Stop to join them? The whole rest of the island awaits and your holiday has just begun, but Corfu is all about the pleasures of the here and now.

Getting around

Connecting flights from Athens run hourly year-round.

To reach remoter spots rent a car or try a scooter from King’s Rent-A-Car or Scootermania, both on the main road to Corfu town centre from the port.

Corfu is a wonderful walker’s destination. Mount Pantokrator is the highest point of the island at 908m, with views of Albania and the Greek mainland and there’s a café and small monastery on the top.
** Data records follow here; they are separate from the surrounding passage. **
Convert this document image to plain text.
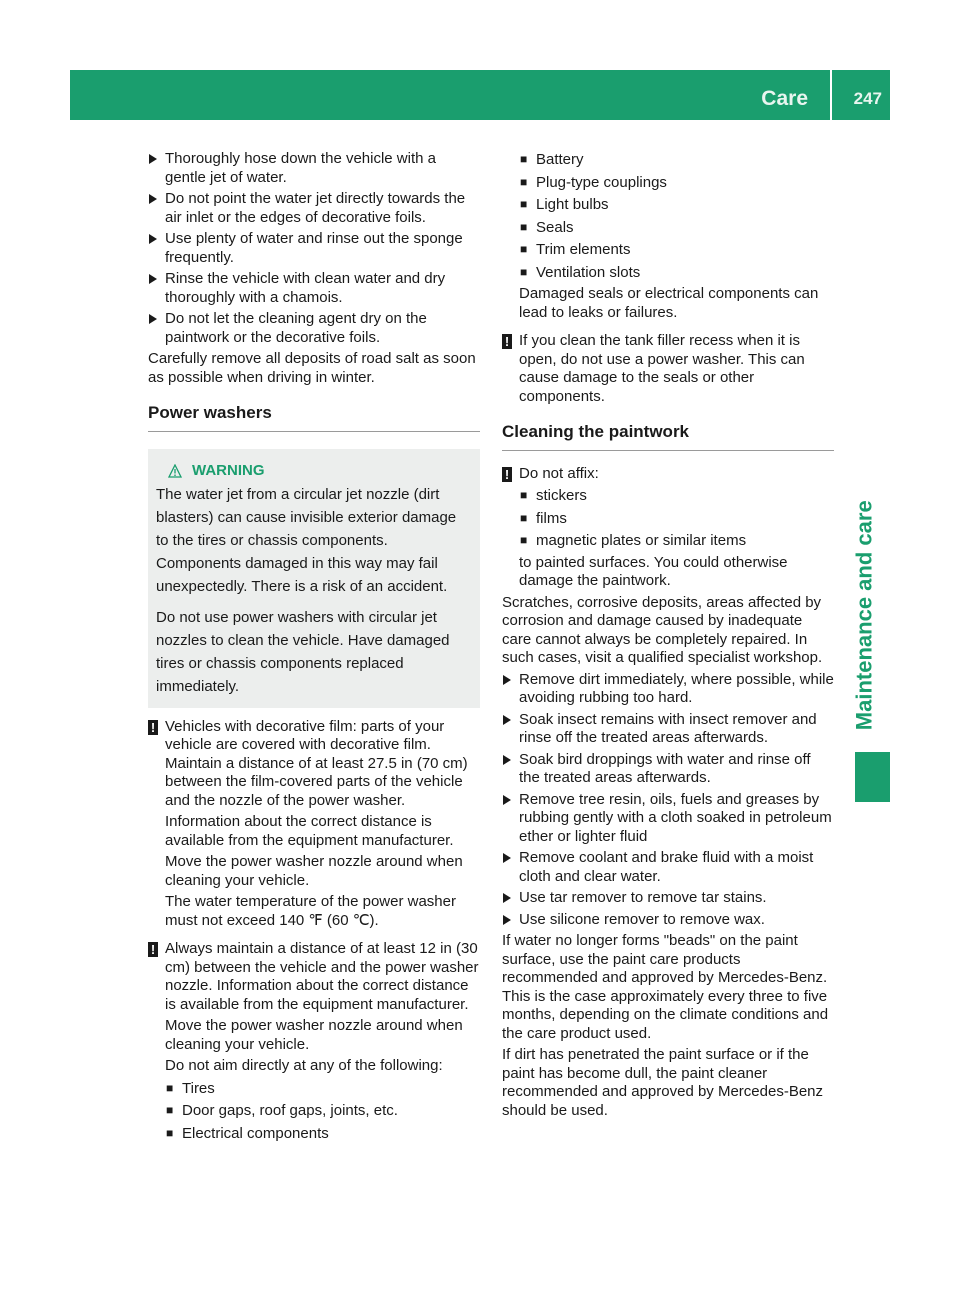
Care	247
Maintenance and care
Thoroughly hose down the vehicle with a gentle jet of water.
Do not point the water jet directly towards the air inlet or the edges of decorative foils.
Use plenty of water and rinse out the sponge frequently.
Rinse the vehicle with clean water and dry thoroughly with a chamois.
Do not let the cleaning agent dry on the paintwork or the decorative foils.

Carefully remove all deposits of road salt as soon as possible when driving in winter.

Power washers
WARNING

The water jet from a circular jet nozzle (dirt blasters) can cause invisible exterior damage to the tires or chassis components. Components damaged in this way may fail unexpectedly. There is a risk of an accident.

Do not use power washers with circular jet nozzles to clean the vehicle. Have damaged tires or chassis components replaced immediately.

! Vehicles with decorative film: parts of your vehicle are covered with decorative film. Maintain a distance of at least 27.5 in (70 cm) between the film-covered parts of the vehicle and the nozzle of the power washer.

Information about the correct distance is available from the equipment manufacturer.

Move the power washer nozzle around when cleaning your vehicle.

The water temperature of the power washer must not exceed 140 ℉ (60 ℃).

! Always maintain a distance of at least 12 in (30 cm) between the vehicle and the power washer nozzle. Information about the correct distance is available from the equipment manufacturer.

Move the power washer nozzle around when cleaning your vehicle.

Do not aim directly at any of the following:

■ Tires
■ Door gaps, roof gaps, joints, etc.
■ Electrical components
■ Battery
■ Plug-type couplings
■ Light bulbs
■ Seals
■ Trim elements
■ Ventilation slots

Damaged seals or electrical components can lead to leaks or failures.

! If you clean the tank filler recess when it is open, do not use a power washer. This can cause damage to the seals or other components.

Cleaning the paintwork
! Do not affix:

■ stickers
■ films
■ magnetic plates or similar items

to painted surfaces. You could otherwise damage the paintwork.

Scratches, corrosive deposits, areas affected by corrosion and damage caused by inadequate care cannot always be completely repaired. In such cases, visit a qualified specialist workshop.

Remove dirt immediately, where possible, while avoiding rubbing too hard.
Soak insect remains with insect remover and rinse off the treated areas afterwards.
Soak bird droppings with water and rinse off the treated areas afterwards.
Remove tree resin, oils, fuels and greases by rubbing gently with a cloth soaked in petroleum ether or lighter fluid
Remove coolant and brake fluid with a moist cloth and clear water.
Use tar remover to remove tar stains.
Use silicone remover to remove wax.

If water no longer forms "beads" on the paint surface, use the paint care products recommended and approved by Mercedes-Benz. This is the case approximately every three to five months, depending on the climate conditions and the care product used.

If dirt has penetrated the paint surface or if the paint has become dull, the paint cleaner recommended and approved by Mercedes-Benz should be used.
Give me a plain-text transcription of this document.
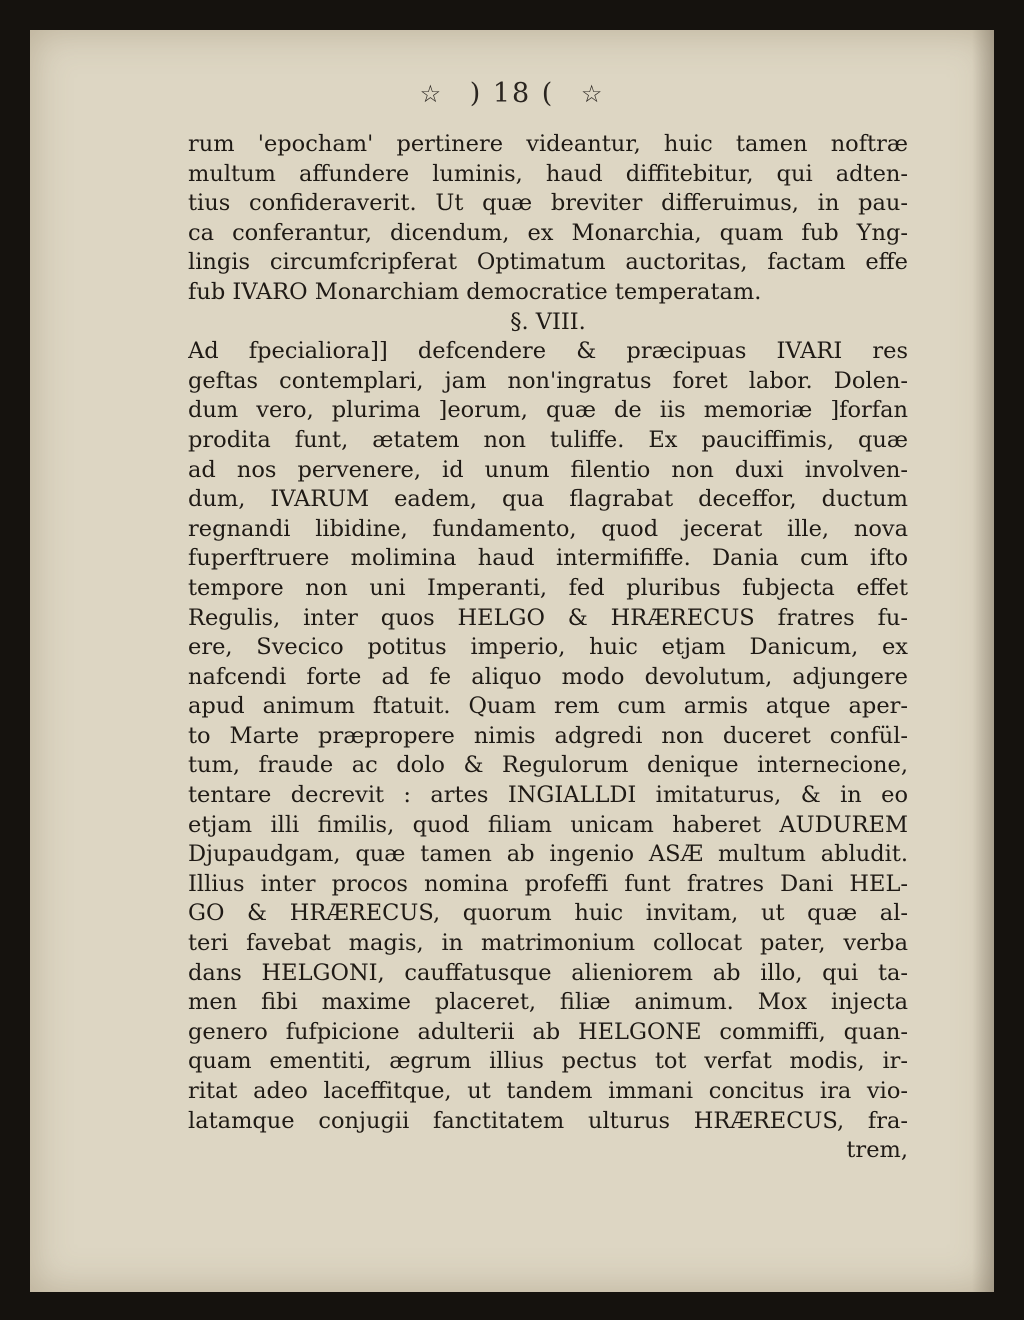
☆ ) 18 ( ☆
rum 'epocham' pertinere videantur, huic tamen noftræ
multum affundere luminis, haud diffitebitur, qui adten-
tius confideraverit. Ut quæ breviter differuimus, in pau-
ca conferantur, dicendum, ex Monarchia, quam fub Yng-
lingis circumfcripferat Optimatum auctoritas, factam effe
fub IVARO Monarchiam democratice temperatam.
§. VIII.
Ad fpecialiora]] defcendere & præcipuas IVARI res
geftas contemplari, jam non'ingratus foret labor. Dolen-
dum vero, plurima ]eorum, quæ de iis memoriæ ]forfan
prodita funt, ætatem non tuliffe. Ex pauciffimis, quæ
ad nos pervenere, id unum filentio non duxi involven-
dum, IVARUM eadem, qua flagrabat deceffor, ductum
regnandi libidine, fundamento, quod jecerat ille, nova
fuperftruere molimina haud intermififfe. Dania cum ifto
tempore non uni Imperanti, fed pluribus fubjecta effet
Regulis, inter quos HELGO & HRÆRECUS fratres fu-
ere, Svecico potitus imperio, huic etjam Danicum, ex
nafcendi forte ad fe aliquo modo devolutum, adjungere
apud animum ftatuit. Quam rem cum armis atque aper-
to Marte præpropere nimis adgredi non duceret confül-
tum, fraude ac dolo & Regulorum denique internecione,
tentare decrevit : artes INGIALLDI imitaturus, & in eo
etjam illi fimilis, quod filiam unicam haberet AUDUREM
Djupaudgam, quæ tamen ab ingenio ASÆ multum abludit.
Illius inter procos nomina profeffi funt fratres Dani HEL-
GO & HRÆRECUS, quorum huic invitam, ut quæ al-
teri favebat magis, in matrimonium collocat pater, verba
dans HELGONI, cauffatusque alieniorem ab illo, qui ta-
men fibi maxime placeret, filiæ animum. Mox injecta
genero fufpicione adulterii ab HELGONE commiffi, quan-
quam ementiti, ægrum illius pectus tot verfat modis, ir-
ritat adeo laceffitque, ut tandem immani concitus ira vio-
latamque conjugii fanctitatem ulturus HRÆRECUS, fra-
trem,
For a gentler walk, try the 5km ascent from Paleokastritsa in the west to the unspoilt village of Lakones, which is fantastic for coastal views.

See and do

Drop by the Mavroudis family’s olive oil press and museum in the village of Vraganiotika, where brothers Spiros and Vangelis will explain the rich culture of olive oil production the island is renowned for; the tour includes tastings of their oils.

Nissaki, 22km from Corfu town, is a pebble beach renowned for the clarity of its waters.

Drop by Karmela’s Pharmacy, the oldest pharmacy in Corfu town, at 56 George Theotoki Avenue. It was founded in 1850 and specialises in “spetsieriko,” the traditional spice blend.

Stay and eat

Aristedes Studios is a pleasant condo-style block of units outside Perama, where €50 per night gets a double room with kitchenette and bathroom, as well as private off-street parking and a communal games room.

There’s a choice of hotels of every standard, but with produce this mouth-wateringly fresh on offer, it may be worth considering self-catering: Airbnb has many options.

Ognistra is a traditional Corfiot Taverna in chef Nikos Chirdaris’ house in the stunning 13th century village of Palaia Peritheia. 50km from Corfu town along a coastal road and in the foothills of Mount Pantokrator, it could be worked into a very pleasant days’ itinerary. Classic Corfiot offerings like Veal Sofrito or orange and chilli salad.